Il est donc établi que l'appelante a, intentionnellement, faussement accusé l'intimé de viol par messagerie, et précisé que sa réputation en pâtirait si cela se savait, pour obtenir le paiement de la somme de CHF 20'000.- puis d'un montant supplémentaire de CHF 3'000.-, ainsi que lorsqu'elle a déposé plainte à son encontre.

2.3.7. La motivation de l'appelante est évidente s'agissant de soutirer des fonds de l'intimé. L'objectif est moins évident en ce qui concerne le dépôt de la plainte, mais deux peuvent être envisagés, qui ne s'excluent d'ailleurs pas : d'une part, elle a pu avoir décidé de mettre sa menace à exécution, dans l'idée que la pression supplémentaire lui permettrait de négocier un retrait de plainte ; d'autre part, elle a pu avoir réalisé qu'elle était allée trop loin lorsque l'intimé a parlé de son avocat et envisager qu'il était prudent de prendre les devants.
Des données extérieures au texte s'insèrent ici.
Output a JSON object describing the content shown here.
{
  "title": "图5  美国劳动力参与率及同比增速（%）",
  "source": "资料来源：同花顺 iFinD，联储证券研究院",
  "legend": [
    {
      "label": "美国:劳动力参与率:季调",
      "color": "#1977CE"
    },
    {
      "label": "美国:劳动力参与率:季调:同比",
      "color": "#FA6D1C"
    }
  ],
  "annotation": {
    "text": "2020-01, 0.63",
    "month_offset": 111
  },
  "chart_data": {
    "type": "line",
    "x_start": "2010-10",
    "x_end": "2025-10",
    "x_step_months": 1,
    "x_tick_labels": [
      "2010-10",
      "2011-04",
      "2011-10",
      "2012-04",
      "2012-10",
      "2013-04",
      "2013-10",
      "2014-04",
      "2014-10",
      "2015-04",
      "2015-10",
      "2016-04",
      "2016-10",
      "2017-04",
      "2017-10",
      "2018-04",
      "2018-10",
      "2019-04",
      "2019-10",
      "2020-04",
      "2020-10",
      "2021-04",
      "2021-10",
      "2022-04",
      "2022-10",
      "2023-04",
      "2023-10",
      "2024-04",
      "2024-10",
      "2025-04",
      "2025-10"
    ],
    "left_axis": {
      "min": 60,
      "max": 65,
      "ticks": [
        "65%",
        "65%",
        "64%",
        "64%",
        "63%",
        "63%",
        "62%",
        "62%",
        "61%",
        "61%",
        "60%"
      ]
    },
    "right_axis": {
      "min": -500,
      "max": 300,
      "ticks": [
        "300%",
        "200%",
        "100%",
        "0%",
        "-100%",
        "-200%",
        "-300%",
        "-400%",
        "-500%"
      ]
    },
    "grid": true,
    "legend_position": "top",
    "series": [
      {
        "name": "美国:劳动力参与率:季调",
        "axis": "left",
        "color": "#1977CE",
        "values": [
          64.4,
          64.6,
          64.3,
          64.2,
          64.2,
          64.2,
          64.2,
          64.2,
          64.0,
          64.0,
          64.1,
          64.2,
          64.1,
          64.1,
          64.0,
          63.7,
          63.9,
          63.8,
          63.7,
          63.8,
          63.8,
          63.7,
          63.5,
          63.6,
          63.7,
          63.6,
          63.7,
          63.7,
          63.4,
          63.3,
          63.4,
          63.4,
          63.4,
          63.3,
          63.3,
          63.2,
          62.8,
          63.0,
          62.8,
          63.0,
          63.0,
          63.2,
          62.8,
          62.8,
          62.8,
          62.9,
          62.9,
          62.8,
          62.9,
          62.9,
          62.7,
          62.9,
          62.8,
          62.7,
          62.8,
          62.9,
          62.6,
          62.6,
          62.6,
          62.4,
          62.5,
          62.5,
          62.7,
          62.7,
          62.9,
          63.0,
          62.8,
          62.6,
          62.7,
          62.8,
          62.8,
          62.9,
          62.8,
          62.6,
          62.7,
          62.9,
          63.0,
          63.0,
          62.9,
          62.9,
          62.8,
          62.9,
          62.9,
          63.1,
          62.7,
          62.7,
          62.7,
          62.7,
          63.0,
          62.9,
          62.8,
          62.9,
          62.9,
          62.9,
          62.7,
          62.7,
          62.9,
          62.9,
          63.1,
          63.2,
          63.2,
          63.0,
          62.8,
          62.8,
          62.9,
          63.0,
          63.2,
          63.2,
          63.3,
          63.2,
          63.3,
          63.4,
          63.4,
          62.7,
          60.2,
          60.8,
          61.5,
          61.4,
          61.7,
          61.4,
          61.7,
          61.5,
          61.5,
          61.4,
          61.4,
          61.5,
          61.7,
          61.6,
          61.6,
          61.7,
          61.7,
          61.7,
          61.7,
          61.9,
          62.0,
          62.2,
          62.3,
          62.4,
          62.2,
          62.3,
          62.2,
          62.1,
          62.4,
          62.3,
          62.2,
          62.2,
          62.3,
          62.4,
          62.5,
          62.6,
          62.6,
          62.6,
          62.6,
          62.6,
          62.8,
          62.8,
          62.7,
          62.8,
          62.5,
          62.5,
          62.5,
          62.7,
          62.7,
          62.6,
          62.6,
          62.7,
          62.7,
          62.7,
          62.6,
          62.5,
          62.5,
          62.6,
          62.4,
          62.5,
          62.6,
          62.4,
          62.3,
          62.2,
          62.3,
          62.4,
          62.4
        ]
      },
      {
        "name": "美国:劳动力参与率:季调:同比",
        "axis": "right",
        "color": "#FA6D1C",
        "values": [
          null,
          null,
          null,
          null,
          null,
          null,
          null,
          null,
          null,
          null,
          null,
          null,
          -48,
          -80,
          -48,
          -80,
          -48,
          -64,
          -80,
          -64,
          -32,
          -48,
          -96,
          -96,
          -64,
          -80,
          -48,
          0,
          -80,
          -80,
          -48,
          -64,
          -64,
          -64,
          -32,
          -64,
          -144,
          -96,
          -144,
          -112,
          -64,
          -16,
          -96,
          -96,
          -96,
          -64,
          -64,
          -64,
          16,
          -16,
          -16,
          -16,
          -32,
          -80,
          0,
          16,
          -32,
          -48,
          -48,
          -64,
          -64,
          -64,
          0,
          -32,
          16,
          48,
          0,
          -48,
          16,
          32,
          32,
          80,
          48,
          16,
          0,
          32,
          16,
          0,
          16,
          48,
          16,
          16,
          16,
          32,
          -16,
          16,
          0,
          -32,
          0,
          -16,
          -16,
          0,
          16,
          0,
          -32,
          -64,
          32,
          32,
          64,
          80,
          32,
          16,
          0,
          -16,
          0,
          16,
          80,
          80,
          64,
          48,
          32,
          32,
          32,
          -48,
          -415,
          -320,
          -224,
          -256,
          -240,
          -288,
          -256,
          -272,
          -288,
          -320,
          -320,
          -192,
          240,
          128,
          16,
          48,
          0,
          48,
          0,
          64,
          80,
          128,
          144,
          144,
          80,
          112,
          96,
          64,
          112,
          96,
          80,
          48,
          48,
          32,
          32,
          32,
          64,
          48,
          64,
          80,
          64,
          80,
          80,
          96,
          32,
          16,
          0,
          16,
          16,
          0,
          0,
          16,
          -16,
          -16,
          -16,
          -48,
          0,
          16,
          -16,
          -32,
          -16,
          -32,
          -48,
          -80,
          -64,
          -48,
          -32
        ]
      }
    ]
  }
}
3. 3.1. Aux termes de l'art. 156 ch. 1 CP, quiconque, dans le dessein de se procurer ou de procurer à un tiers un enrichissement illégitime, aura déterminé une personne à des actes préjudiciables à ses intérêts pécuniaires ou à ceux d'un tiers, en usant de violence ou en la menaçant d'un dommage sérieux, sera puni d'une peine privative de liberté de cinq ans au plus ou d'une peine pécuniaire.

Pour que cette infraction soit objectivement réalisée, il faut que l'auteur, par un moyen de contrainte, ait déterminé une personne à accomplir un acte portant atteinte à son patrimoine ou à celui d'un tiers (arrêt du Tribunal fédéral 6B_275/2016 du 9 décembre 2016 consid. 4.1).

La loi prévoit deux moyens de contrainte : la violence – qui n'entre pas en considération en l'espèce – et la menace d'un dommage sérieux. La menace est un moyen de pression psychologique. L'auteur doit faire craindre à la victime un inconvénient, dont l'arrivée paraît dépendre de sa volonté (ATF 122 IV 322 consid. 1a p. 324 ad art. 181 CP). La menace peut être expresse ou tacite et être signifiée par n'importe quel moyen. Le dommage évoqué peut toucher n'importe quel intérêt juridiquement protégé (arrêt du Tribunal fédéral 6S.277/2003 du 23 septembre 2003 consid. 2.1). Il faut toutefois qu'il soit sérieux, c'est-à-dire que la perspective de l'inconvénient soit propre, pour un destinataire raisonnable, à l'amener à adopter un comportement qu'il n'aurait pas eu s'il avait eu toute sa liberté de décision ; le caractère sérieux du dommage doit être évalué en fonction de critères objectifs et non pas d'après les réactions du destinataire (ATF 122 IV 322 consid. 1a p. 325 ad art. 181 CP ; arrêt du Tribunal fédéral 6B_275/2016 du 9 décembre 2016 consid. 4.2.1 et les références).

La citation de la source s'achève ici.